Mrs. O. is folded into the cement bench by the office, waiting for a cab. Her feet dangle in the air. She looks ready to turn to powder inside, and seeing her just now, for some reason I imagine small birds spit-roasted over an open fire. I pick her lumpy red handbag up out of the petunia bed.
“Took no notice when I put it down,” she says. “Been fasting and I’m just a bit lightheaded.”
“Fasting?”
“Fruit juice four times a day. I needed to move out all the starch that was clogging me up.”
Mrs. O. is planning to spend the afternoon at her breath alchemy workshop with Master Han. Self-healing, she explains, is the only kind that works, but at the same time you need to be guided.
“Master Han believes in reeducating the brain by tracing how a person moved in infancy from prone to standing up. He tries to discover gaps in your movements supported by the endocrine system. Glands can reflect mind states, you know.”
“You want to save the cab money, I’ll ride you over.”
She grins and runs her knuckles up my arm. “You’re a good New York boy, anyone can see that. Generous. No, you go ahead your way. I like to talk to Mr. Suarez on the trip and I brought him kugel.”
One of the lumps in her bag, cold starch. So I leave her there by the petunias with the sun sparking yellow on her stainless steel cane.

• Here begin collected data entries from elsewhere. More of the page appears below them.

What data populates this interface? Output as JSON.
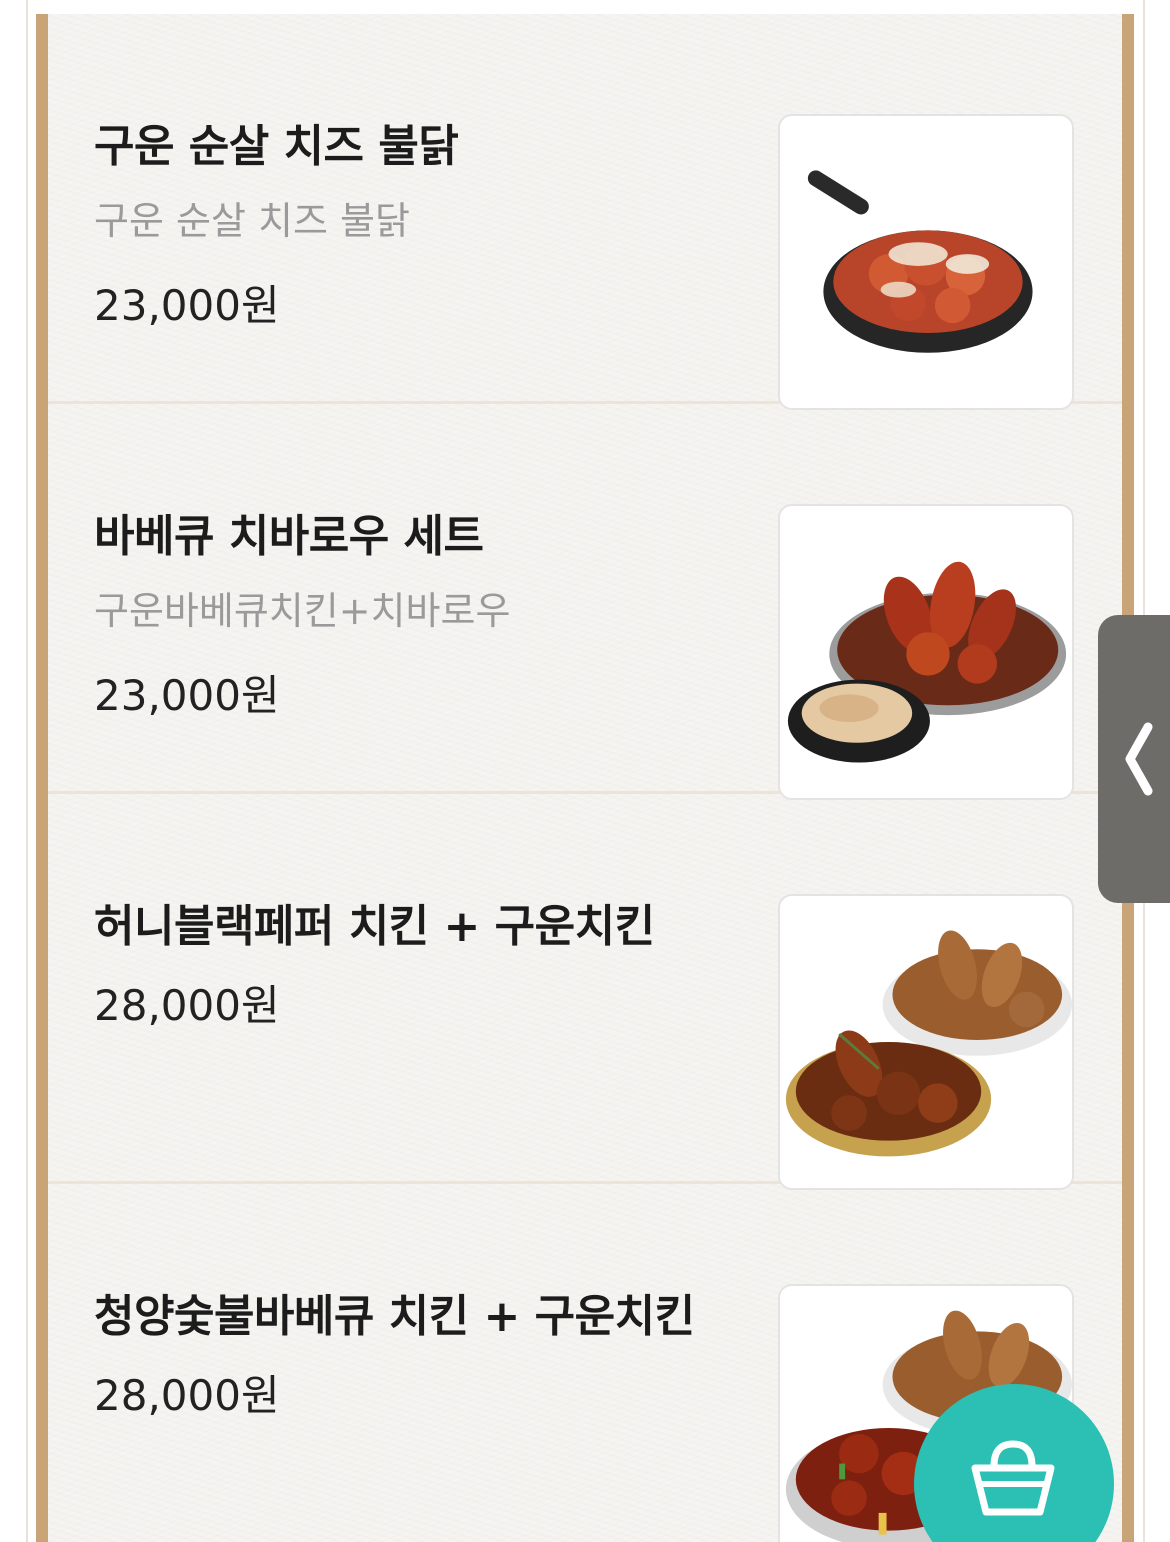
{
  "menu": {
    "items": [
      {
        "name": "구운 순살 치즈 불닭",
        "description": "구운 순살 치즈 불닭",
        "price": "23,000원",
        "image_icon": "cheese-buldak-skillet-photo"
      },
      {
        "name": "바베큐 치바로우 세트",
        "description": "구운바베큐치킨+치바로우",
        "price": "23,000원",
        "image_icon": "bbq-chicken-set-photo"
      },
      {
        "name": "허니블랙페퍼 치킨 + 구운치킨",
        "description": "",
        "price": "28,000원",
        "image_icon": "honey-black-pepper-chicken-photo"
      },
      {
        "name": "청양숯불바베큐 치킨 + 구운치킨",
        "description": "",
        "price": "28,000원",
        "image_icon": "cheongyang-bbq-chicken-photo"
      }
    ]
  },
  "side_tab": {
    "icon": "chevron-left-icon"
  },
  "cart": {
    "icon": "shopping-basket-icon",
    "color": "#2cbfb4"
  },
  "colors": {
    "frame_border": "#c9a477",
    "background": "#f5f4f1",
    "side_tab": "#6e6c69"
  }
}
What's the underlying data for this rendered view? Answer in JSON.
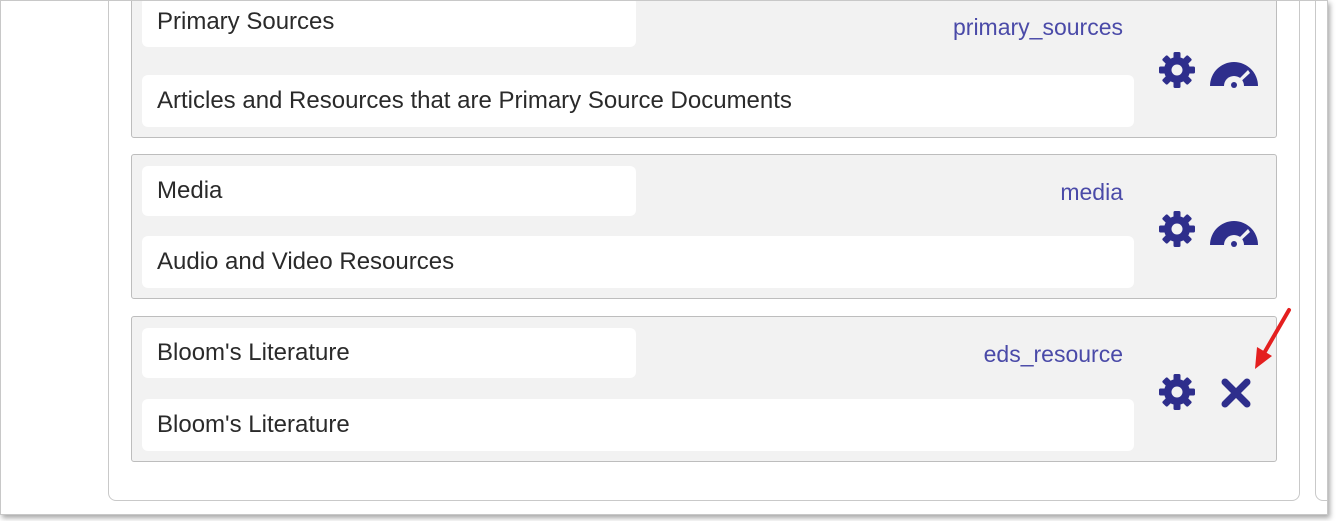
{
  "colors": {
    "icon": "#2e2e8c",
    "key_text": "#4a4aa8",
    "arrow": "#e41f1f"
  },
  "resources": [
    {
      "name": "Primary Sources",
      "key": "primary_sources",
      "description": "Articles and Resources that are Primary Source Documents",
      "actions": [
        "gear-icon",
        "dashboard-icon"
      ]
    },
    {
      "name": "Media",
      "key": "media",
      "description": "Audio and Video Resources",
      "actions": [
        "gear-icon",
        "dashboard-icon"
      ]
    },
    {
      "name": "Bloom's Literature",
      "key": "eds_resource",
      "description": "Bloom's Literature",
      "actions": [
        "gear-icon",
        "close-icon"
      ]
    }
  ],
  "annotation": {
    "icon": "arrow-icon",
    "points_to": "close-icon"
  }
}
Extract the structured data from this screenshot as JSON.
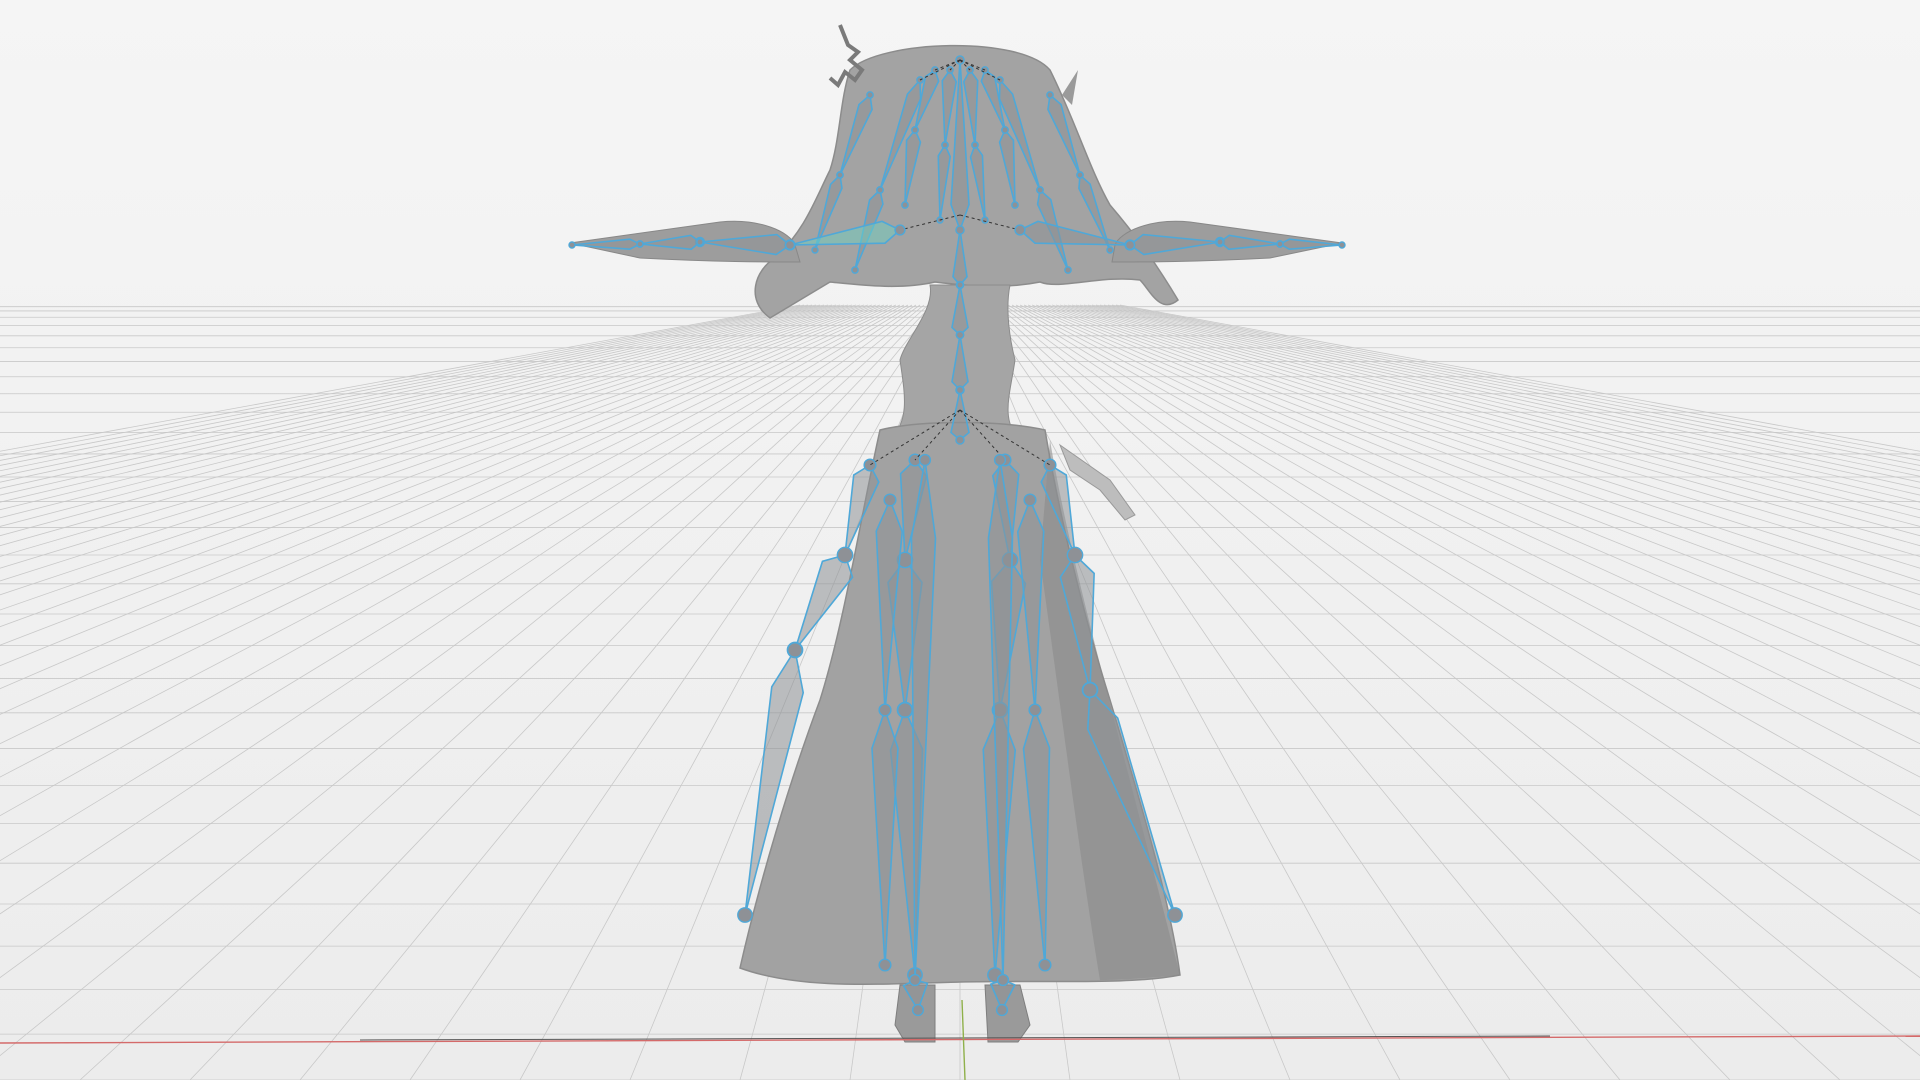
{
  "viewport": {
    "mode": "3d-viewport",
    "view": "back-orthographic",
    "shading": "solid",
    "colors": {
      "background": "#f3f3f3",
      "grid_line": "#c8c8c8",
      "mesh_fill": "#9a9a9a",
      "mesh_light": "#c2c2c2",
      "mesh_dark": "#7c7c7c",
      "bone_outline": "#4fa8d8",
      "bone_fill": "#8e9196",
      "bone_selected": "#6fd0c0",
      "x_axis": "#d46a6a",
      "y_axis": "#8fb04a",
      "relation_line": "#333333"
    },
    "objects": [
      {
        "name": "character-mesh",
        "icon": "mesh-icon"
      },
      {
        "name": "armature",
        "icon": "armature-icon"
      }
    ]
  }
}
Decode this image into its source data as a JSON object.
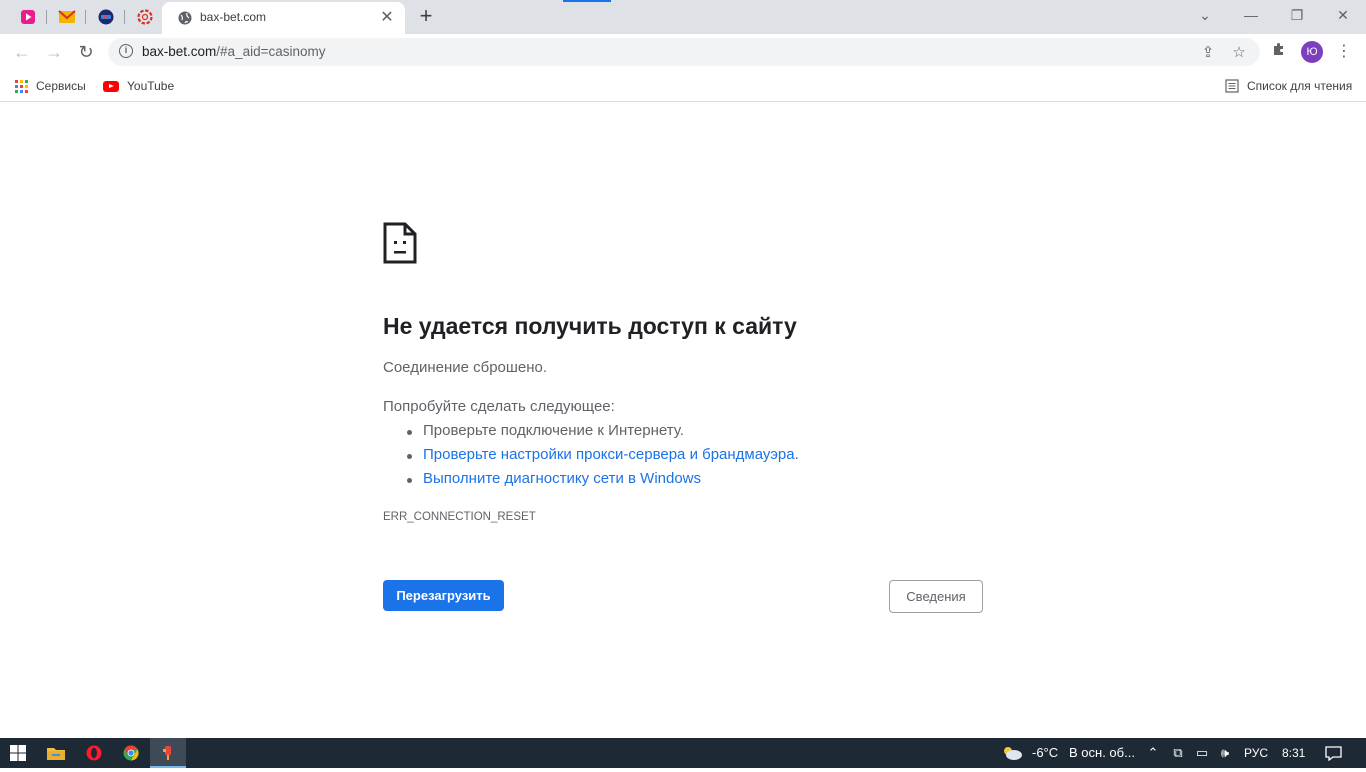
{
  "browser": {
    "active_tab": {
      "title": "bax-bet.com"
    },
    "url": {
      "host": "bax-bet.com",
      "path": "/#a_aid=casinomy"
    }
  },
  "bookmarks": {
    "services": "Сервисы",
    "youtube": "YouTube",
    "reading_list": "Список для чтения"
  },
  "profile": {
    "initial": "Ю"
  },
  "error_page": {
    "heading": "Не удается получить доступ к сайту",
    "summary": "Соединение сброшено.",
    "suggest_title": "Попробуйте сделать следующее:",
    "suggestions": [
      "Проверьте подключение к Интернету.",
      "Проверьте настройки прокси-сервера и брандмауэра",
      "Выполните диагностику сети в Windows"
    ],
    "period": ".",
    "error_code": "ERR_CONNECTION_RESET",
    "reload_button": "Перезагрузить",
    "details_button": "Сведения"
  },
  "taskbar": {
    "weather_temp": "-6°C",
    "weather_desc": "В осн. об...",
    "language": "РУС",
    "time": "8:31"
  },
  "colors": {
    "accent_blue": "#1a73e8",
    "tab_strip": "#dee1e6",
    "taskbar": "#1d2935",
    "avatar": "#7b3fbf"
  }
}
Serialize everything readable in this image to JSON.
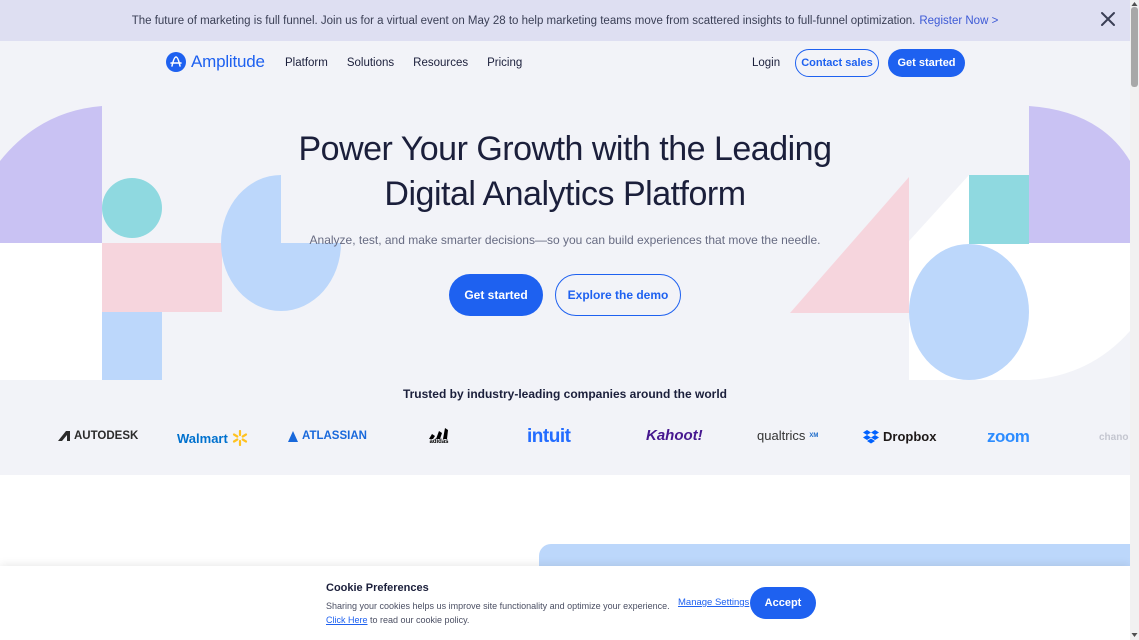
{
  "banner": {
    "text": "The future of marketing is full funnel. Join us for a virtual event on May 28 to help marketing teams move from scattered insights to full-funnel optimization.",
    "link": "Register Now >"
  },
  "nav": {
    "logo": "Amplitude",
    "links": [
      "Platform",
      "Solutions",
      "Resources",
      "Pricing"
    ],
    "login": "Login",
    "contact_sales": "Contact sales",
    "get_started": "Get started"
  },
  "hero": {
    "headline_line1": "Power Your Growth with the Leading",
    "headline_line2": "Digital Analytics Platform",
    "subheadline": "Analyze, test, and make smarter decisions—so you can build experiences that move the needle.",
    "primary_cta": "Get started",
    "secondary_cta": "Explore the demo"
  },
  "trust": {
    "heading": "Trusted by industry-leading companies around the world",
    "logos": [
      "AUTODESK",
      "Walmart",
      "ATLASSIAN",
      "adidas",
      "intuit",
      "Kahoot!",
      "qualtrics",
      "XM",
      "Dropbox",
      "zoom",
      "chano"
    ]
  },
  "cookie": {
    "title": "Cookie Preferences",
    "text1": "Sharing your cookies helps us improve site functionality and optimize your experience.",
    "link": "Click Here",
    "text2": " to read our cookie policy.",
    "manage": "Manage Settings",
    "accept": "Accept"
  },
  "colors": {
    "brand_blue": "#1e61f0",
    "banner_bg": "#dedff2",
    "hero_bg": "#f2f3f8",
    "lavender": "#c9c2f3",
    "teal": "#8fd9e0",
    "pink": "#f6d5dd",
    "sky": "#bcd7fb"
  }
}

I head west out of town, a squirrel’s jawbone swinging from my rearview mirror on black thread. I picked it from desiccate remains near a convenience grocery, just a few feet beyond the asphalt apron in a snarl of sticks and paper. Kneeling there, smelling the exhaust of cars left running for the quick-stop shop, I tugged at the small worn teeth and they came away in my fingers. I head west toward itching thirst and the air force test range. The matinee violins are still with me, but the tempo has slowed.
The topography of space operas. Except for what my three thousand pounds of Detroit steel displaces, the air is motionless. But something in it seems to bend the light, angle it into my face so that even behind my defenses of tinted glass, visor, and hat I must squint. As I go straight and hard down the blacktop I pass a million invisible roads of lizard, millipede, coral snake, tarantula, giant hairy scorpion. Scattered plants are spiked or spined or even venomous. No escape from this landscape, its inaudible ferocity.
Now begins the barbed fencing, the fat red lettering of
NO CIVILIAN ACCESS
Bleak buzzard acres you could prospect for spent casings and pilots’ bones, where the shallow soup holes are poisoned with radon and sulfur. Far off, below the rusty red foothills, I sight a line of sheds. Hard glare on metallic roofs, and tan smudges that must be plywood nailed over doors and windows. Haunted barracks, maybe a nerve gas depot now, heavy drums all sealed away. Another mile of fencing,
AUTHORIZED PERSONELL ONLY,
a corroded and de-tired Jeep—human earmarks more ominous than forlorn. And somewhere it can’t be seen, so Opatowski says, they’ve built a replica of Saudi oilfields for paratroop maneuvers, and a dummy target range of silos.